Em pé próximo à cama, ele tirou a camisa. Debaixo dela estava escondido um peito lindo, largo, forte, com pelos claros e macios. E deixou a calça escorregar devagar. Embaixo dela, uma bunda linda. Na verdade, Cláudia nunca ligou muito para essa parte da anatomia masculina, achava a parte superior do corpo mais atrativa. Mas esse menino realmente tinha uma bunda espetacular. Lembrou na hora de uma amiga sua, obcecada por bundas (ficou só imaginando ligar pra ela no dia seguinte e contar: “Cris! Fiquei com um cara ontem e pensei tanto em você!”). Então ele a empurrou levemente para cama.  Só quando ela já estava deitada ele terminou de tirar seu vestido lentamente. E não disse nem a nem bê, mas sua respiração se aprofundou um pouco, como um leve suspiro, quando viu seu corpo nu. Como explicar essa sensação? Que palavras escolher para tornar compreensível o prazer que ela sentiu com esse suspiro de admiração que ele soltou ao ver sua cintura fina e seus quadris bem desenhados sobre sua larga cama? Qual frase dá a noção exata do tesão que ela teve com o tesão que ele demonstrou? Há tanto tempo sozinha, tanto tempo se sentindo desperdiçada, mal amada e, de repente, um menino lindo, dez anos mais jovem, suspira com a visão de seu corpo.

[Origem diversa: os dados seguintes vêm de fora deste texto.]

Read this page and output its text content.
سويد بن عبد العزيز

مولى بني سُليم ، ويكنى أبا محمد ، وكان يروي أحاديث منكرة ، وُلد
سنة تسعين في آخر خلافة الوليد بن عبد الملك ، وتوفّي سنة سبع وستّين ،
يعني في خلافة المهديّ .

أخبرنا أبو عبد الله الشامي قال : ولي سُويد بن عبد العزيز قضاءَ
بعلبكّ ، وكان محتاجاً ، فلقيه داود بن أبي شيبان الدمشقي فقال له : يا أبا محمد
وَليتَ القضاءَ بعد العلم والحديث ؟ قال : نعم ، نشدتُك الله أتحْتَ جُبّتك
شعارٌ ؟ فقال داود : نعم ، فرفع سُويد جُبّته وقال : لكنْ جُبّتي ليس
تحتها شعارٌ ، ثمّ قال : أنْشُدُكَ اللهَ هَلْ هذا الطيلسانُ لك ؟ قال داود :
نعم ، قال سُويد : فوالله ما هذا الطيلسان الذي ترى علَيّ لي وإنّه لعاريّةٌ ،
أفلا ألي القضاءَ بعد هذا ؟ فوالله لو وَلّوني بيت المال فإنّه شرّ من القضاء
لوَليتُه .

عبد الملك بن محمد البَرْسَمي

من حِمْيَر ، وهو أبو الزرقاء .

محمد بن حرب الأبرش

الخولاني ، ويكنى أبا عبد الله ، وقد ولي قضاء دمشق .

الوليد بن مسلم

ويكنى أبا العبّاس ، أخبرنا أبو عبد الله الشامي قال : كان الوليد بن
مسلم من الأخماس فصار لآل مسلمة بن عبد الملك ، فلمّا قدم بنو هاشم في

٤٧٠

Era a hora de conferir o que é que essa molecada criada na frente do computador andou aprendendo no “dáblio-dáblio-dáblio-porn-tube-ponto-com”. O beijo, quesito que em sexo equivale à comissão de frente de uma escola de samba, já tinha merecido 10. E o modo como vinha conduzindo a situação era impecável (evolução: 10). Se esse rapaz pudesse ser descrito sexualmente em uma só palavra, seria “técnico”. Ele sabia exatamente onde, como e quando tocar. Mas o que o tornou inesquecível foi seu jeito de fazer sexo oral, um jeito que só pode ter aprendido num filme pornô de lésbicas. Porque um homem não pensaria naquilo sozinho. Em 20 anos de vida sexual ativa, era a primeira vez que alguém fazia aquilo
Não há necessidade de muitos detalhes, para começar basta dizer que ele usou a boca e mão direita ao mesmo tempo. Até aí, nada além do básico, apesar de alguns homens não perceberem que isso é básico. Mas quando ela já estava bastante estimulada (leia-se “en-lou-que-ci-da”), ele começou, com a outra mão, a dar leves tapinhas na base do clitóris, sempre coordenando as duas mãos e a língua no mesmo ritmo e com a pressão exata. Era tudo ao mesmo tempo agora num só lugar (harmonia: 10!).  Depois disso, o que vier vem bem: bateria, alegoria, samba enredo, primeiro casal de mestre-sala e porta-bandeira: nessa noite choveram mais notas 10 do que água.
Quando o dia clareou e ela pode ver suas costas muito claras, cheias de pintas marrons como um sorvete de flocos, eles ainda estavam abraçados rindo juntos.  Um riso que perdurou por vários dias no rosto de Cláudia, como se fosse um carnaval baiano, daqueles que começam no reveiôm e acabam no São João. 
A verdade é que se ela soubesse que seu desjejum seria tão bom, teria esperado com serenidade budista, sem nenhuma queixa, sem nenhuma lágrima. Porque a espera valeu à pena.


N.A. antes que alguém diga que, por conta da idade, ela deveria ir para a ala das baianas, Claudinha avisa: fez bonito como Rainha da Bateria!